Carl and I absolutely loved this Gothic building, with its very high ceilings and wide transepts. It’s in buildings like this that we wonder what it would be like to work in such a marvelous space, not only acoustically spacious but beautiful in its architecture. It was obvious that people in this parish had taken care of this building because except for some faded frescos on the transept walls, everything looked almost new.
I was surprised that there was no permanent plaque for César Franck, but they did list the notable organists who had served this church. Besides Franck, there was also Gabriel Pierné, Charles Tournemire, and Jean Langlais and all of them had very long tenures.
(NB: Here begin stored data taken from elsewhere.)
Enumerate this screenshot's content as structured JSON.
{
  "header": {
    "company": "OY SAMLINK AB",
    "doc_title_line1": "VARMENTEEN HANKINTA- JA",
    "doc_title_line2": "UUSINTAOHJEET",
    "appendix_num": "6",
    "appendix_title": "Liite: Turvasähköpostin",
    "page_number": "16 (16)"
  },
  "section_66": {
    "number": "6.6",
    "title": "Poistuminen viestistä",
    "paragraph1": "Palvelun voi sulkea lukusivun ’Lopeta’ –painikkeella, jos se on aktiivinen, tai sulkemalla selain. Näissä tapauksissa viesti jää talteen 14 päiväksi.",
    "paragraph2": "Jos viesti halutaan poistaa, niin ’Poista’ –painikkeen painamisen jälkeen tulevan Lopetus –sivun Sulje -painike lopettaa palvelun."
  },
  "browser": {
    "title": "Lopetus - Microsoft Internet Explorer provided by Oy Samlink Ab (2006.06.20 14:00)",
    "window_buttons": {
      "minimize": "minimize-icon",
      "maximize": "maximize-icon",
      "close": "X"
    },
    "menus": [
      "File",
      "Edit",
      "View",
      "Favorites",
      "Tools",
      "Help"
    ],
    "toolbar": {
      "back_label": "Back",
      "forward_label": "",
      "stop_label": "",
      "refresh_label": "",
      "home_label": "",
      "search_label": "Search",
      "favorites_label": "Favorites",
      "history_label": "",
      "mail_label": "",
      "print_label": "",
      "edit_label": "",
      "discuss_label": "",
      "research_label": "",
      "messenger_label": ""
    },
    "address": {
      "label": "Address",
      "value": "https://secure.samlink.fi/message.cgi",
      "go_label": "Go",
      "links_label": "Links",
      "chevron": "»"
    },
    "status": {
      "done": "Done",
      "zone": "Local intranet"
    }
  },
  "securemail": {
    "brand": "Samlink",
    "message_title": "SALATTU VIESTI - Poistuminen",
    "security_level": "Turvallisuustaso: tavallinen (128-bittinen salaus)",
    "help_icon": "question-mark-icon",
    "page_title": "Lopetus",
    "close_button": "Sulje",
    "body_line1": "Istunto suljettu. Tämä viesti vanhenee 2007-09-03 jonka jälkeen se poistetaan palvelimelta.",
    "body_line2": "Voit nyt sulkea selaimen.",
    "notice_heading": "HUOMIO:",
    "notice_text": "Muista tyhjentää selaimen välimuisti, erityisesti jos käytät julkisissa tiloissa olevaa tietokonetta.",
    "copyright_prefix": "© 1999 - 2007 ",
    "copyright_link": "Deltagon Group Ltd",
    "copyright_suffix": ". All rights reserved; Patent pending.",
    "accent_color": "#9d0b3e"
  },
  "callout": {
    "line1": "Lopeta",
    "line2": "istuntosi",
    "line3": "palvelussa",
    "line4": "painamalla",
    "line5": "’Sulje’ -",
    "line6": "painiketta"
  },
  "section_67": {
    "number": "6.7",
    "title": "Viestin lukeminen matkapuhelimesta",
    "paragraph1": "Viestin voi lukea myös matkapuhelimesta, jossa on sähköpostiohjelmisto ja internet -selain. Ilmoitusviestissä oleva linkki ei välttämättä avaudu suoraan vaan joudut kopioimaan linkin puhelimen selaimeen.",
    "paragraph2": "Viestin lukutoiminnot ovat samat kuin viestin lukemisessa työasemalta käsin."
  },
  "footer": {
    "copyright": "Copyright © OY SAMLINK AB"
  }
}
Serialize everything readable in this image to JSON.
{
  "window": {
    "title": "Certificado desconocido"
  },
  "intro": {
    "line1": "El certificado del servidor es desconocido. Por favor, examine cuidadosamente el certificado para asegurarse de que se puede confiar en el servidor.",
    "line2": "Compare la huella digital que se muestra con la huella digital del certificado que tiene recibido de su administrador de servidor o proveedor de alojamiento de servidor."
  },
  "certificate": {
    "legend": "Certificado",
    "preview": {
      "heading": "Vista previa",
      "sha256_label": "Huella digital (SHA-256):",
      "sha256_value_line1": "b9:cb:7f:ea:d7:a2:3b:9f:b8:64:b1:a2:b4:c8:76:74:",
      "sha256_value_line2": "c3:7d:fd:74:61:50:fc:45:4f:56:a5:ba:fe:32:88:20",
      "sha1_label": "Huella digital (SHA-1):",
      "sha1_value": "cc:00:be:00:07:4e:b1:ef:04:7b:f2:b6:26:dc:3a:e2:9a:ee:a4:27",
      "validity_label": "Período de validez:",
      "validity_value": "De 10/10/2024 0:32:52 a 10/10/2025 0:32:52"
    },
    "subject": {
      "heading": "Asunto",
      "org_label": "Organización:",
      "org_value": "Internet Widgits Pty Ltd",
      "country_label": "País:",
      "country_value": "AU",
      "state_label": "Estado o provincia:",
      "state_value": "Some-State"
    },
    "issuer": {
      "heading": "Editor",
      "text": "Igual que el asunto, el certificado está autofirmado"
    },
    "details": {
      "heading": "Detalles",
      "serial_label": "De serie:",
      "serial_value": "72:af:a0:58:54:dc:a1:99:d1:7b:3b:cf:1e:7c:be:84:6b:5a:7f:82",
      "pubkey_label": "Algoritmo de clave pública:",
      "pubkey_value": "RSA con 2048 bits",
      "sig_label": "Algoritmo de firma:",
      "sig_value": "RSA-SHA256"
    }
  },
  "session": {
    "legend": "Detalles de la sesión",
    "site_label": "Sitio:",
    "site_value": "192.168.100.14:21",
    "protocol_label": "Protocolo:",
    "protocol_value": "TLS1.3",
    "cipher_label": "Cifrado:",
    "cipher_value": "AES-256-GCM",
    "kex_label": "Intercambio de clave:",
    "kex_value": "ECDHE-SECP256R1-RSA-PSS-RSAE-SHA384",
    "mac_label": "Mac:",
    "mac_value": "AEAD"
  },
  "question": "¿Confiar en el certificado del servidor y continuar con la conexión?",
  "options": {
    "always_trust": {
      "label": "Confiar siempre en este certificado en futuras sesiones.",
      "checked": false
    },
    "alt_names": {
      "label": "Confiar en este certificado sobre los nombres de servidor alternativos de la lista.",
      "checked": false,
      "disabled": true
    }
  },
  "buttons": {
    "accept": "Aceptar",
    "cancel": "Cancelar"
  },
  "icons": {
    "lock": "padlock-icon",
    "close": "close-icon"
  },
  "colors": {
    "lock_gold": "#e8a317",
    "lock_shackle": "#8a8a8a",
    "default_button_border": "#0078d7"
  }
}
Carl was wondering how it was that so many organists in Paris were notable musicians — must be something in the water!
Then we took the Metro to Gare Montparnasse where we had to validate our rail passes. It took us just over an hour to get to Chartres, and like other small towns, the cathedral is the tallest building around. When I was here 40 years ago, they were just starting to clean the building, and I was a little disappointed that there was scaffolding over the outside of the main rose window. However, the Cathedral is now undergoing a 5-year restoration, to be completed in 2014. I can’t venture to say how much is done so far but the obviously restored sections are absolutely beautiful.
We took a guided tour with Malcolm Miller, an institution here at Chartres, as he has been on the job for 52 years. Quite possibly when I was here 40 years ago, I had him as the guide. We found him extremely knowledgeable about all aspects of the Cathedral and his presentation was absolutely first-rate, occasionally humorous. This was also our introduction to wearing headsets on a guided tour, which allows the guide to talk in a whisper and everyone can hear clearly.
We visited the crypt where there were many chapels decorated in a contemporary style. Even though our guide only spoke French, it was still very interesting to see the various chapels and ancient stonework.
We had decided to eat dinner at one of the small cafes circling the cathedral and were not disappointed. The food was typically French, including an unusual salad topped with scrambled eggs, a duck breast in gravy with sauteed potatoes, and a sumptuous amandine for dessert — only 15 euros for all.
The vespers at Chartres was sung by three women singing chant in unison and attended by only a handful of people. It was marred by one of the worshippers who obviously knew all the chant responses and sang out loudly about a minor second off, creating a nasty dissonance throughout. Quel dommage!